Two graphs G and H are homeomorphic if there is a graph isomorphism from some subdivision of G to some subdivision of H.
Kuratowski's theorem:
Statement 1:
A graph is planar if and only if it does not contain a subgraph that is homeomorphic to K5 or K3,3
Statement 2:
A graph is planar if and only if it contains no subdivision of K5 or K3,3
Both statements are equivalent as given in West's book but I have the following doubt
MY DOUBT
By statement 1 and the definition of homemorphism of two graphs, it follows that
A graph is planar iff it does not contain any subgraph whose some subdivision is isomorphic to some subdivision of K5 or K3,3 i.e. it may happen that there is no subgraph which itself is a subdivision of K5 or K3,3 but some vertices can be added to the graph so that it becomes a subdivion of K5 or K3,3. But then it is not the same as Statement 2.
Where am I wrong in my conception or understanding? Please clarify. Thanks for any help.
Best Answer
You are right that the statements "$G$ is homeomorphic to $H$" and "$G$ is isomorphic to a subdivision of $H$" are not equivalent in general, but they are equivalent if $H$ has minimum degree at least $3$.

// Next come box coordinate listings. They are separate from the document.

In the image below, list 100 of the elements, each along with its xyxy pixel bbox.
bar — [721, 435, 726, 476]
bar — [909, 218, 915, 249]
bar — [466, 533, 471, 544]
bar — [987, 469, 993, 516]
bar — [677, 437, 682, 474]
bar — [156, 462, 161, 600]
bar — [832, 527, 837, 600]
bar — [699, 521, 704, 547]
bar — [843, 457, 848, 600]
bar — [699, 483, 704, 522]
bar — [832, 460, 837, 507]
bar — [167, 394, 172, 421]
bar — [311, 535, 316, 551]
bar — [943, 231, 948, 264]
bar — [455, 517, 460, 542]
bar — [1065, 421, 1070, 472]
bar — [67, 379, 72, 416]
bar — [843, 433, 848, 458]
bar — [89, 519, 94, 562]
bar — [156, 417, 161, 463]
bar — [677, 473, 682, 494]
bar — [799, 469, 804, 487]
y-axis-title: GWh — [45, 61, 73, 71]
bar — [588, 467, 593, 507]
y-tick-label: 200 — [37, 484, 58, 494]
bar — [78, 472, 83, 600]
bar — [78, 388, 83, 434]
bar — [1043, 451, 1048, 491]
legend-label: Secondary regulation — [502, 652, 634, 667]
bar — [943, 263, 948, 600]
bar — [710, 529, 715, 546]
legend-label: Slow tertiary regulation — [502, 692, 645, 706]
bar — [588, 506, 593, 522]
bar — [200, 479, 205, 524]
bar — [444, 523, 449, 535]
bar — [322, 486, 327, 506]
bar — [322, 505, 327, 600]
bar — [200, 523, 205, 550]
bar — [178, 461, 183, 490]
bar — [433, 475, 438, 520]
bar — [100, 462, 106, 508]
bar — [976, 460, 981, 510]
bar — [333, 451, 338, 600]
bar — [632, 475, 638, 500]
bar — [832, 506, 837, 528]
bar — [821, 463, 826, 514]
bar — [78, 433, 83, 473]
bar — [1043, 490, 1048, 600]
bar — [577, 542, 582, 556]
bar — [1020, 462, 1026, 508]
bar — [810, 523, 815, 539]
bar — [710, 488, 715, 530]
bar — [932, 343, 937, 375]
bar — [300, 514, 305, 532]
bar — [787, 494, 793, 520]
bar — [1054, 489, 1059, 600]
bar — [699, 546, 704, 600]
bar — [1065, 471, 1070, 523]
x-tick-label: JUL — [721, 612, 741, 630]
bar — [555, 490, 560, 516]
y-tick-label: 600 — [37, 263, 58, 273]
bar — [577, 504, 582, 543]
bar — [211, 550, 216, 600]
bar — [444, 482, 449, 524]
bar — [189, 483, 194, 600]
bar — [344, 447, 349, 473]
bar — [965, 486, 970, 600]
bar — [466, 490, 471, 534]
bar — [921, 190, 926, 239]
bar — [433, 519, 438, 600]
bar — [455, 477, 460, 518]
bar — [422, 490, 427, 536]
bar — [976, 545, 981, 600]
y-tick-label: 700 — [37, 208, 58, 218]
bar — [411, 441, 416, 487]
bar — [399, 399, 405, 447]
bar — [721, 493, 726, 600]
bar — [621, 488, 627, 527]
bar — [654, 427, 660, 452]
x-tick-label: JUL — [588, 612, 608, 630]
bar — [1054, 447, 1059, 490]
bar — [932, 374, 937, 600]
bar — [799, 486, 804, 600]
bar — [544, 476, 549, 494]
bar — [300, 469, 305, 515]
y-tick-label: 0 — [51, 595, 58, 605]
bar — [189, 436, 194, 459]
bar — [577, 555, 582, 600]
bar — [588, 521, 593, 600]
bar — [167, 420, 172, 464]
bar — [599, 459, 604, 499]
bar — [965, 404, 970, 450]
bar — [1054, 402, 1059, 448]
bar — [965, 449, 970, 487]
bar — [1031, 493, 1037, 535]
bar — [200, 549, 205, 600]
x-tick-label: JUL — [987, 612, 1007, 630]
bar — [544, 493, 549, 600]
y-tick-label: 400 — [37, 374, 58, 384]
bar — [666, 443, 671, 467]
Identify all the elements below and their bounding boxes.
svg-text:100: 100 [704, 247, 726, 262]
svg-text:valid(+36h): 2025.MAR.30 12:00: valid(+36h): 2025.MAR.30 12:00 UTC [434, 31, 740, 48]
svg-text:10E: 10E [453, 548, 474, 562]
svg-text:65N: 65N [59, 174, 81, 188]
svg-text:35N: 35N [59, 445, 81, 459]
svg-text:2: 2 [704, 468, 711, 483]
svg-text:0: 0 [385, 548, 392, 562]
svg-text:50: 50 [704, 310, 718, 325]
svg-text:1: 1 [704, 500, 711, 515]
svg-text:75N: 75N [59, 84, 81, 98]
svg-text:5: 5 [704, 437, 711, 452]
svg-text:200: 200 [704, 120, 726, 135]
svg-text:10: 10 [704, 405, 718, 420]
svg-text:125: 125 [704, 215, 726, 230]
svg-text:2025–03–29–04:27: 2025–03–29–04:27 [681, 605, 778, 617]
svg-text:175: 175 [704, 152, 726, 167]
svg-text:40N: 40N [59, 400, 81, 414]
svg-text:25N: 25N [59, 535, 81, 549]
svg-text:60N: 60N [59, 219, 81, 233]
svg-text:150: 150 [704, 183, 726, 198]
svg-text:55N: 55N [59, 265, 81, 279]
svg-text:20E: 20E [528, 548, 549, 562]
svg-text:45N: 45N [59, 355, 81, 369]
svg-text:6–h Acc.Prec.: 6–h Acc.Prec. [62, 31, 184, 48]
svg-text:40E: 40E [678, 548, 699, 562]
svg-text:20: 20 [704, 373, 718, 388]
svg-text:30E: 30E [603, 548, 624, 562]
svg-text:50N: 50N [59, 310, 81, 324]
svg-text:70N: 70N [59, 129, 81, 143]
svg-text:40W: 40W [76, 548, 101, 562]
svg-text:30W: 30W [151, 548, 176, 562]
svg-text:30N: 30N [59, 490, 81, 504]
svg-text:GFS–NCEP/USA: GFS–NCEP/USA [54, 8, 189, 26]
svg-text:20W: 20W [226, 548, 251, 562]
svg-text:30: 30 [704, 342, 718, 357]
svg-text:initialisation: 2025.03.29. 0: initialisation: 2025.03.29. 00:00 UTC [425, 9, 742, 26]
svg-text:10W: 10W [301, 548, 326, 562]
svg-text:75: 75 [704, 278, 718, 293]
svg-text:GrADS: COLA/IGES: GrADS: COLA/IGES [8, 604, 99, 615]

In that case, suppose we find an isomorphism between a subdivision $G'$ of $G$ and a subdivision $H'$ of $H$. Let $n = |V(H)|$. Then $G'$ and $H'$ must both have $n$ vertices of degree $\ge 3$, corresponding to the vertices of $H$, with some paths between them. All $n$ of these vertices in $G'$ must already have been present in $G$, because they cannot be introduced by subdividing - $G$ just possibly had shorter paths between them, maybe even single edges. Meanwhile, in $H$, all paths present between these $n$ vertices were just single edges, because $H$ has no degree-$2$ vertices. Therefore $G$ is isomorphic to a subdivision of $H$.
In particular, "$G$ is homeomorphic to $K_{5}$ or $K_{3,3}$" and "$G$ is isomorphic to a subdivision of $K_5$ or $K_{3,3}$" are equivalent statements.
A a result, "A graph is planar iff it has no subgraph homeomorphic to $K_5$ or $K_{3,3}$" and "A graph is planar iff it contains no subdivision of $K_5$ or $K_{3,3}$" are equivalent characterizations. Both are saying that a graph is planar iff it has no subgraph $G$ of the type in the previous paragraph.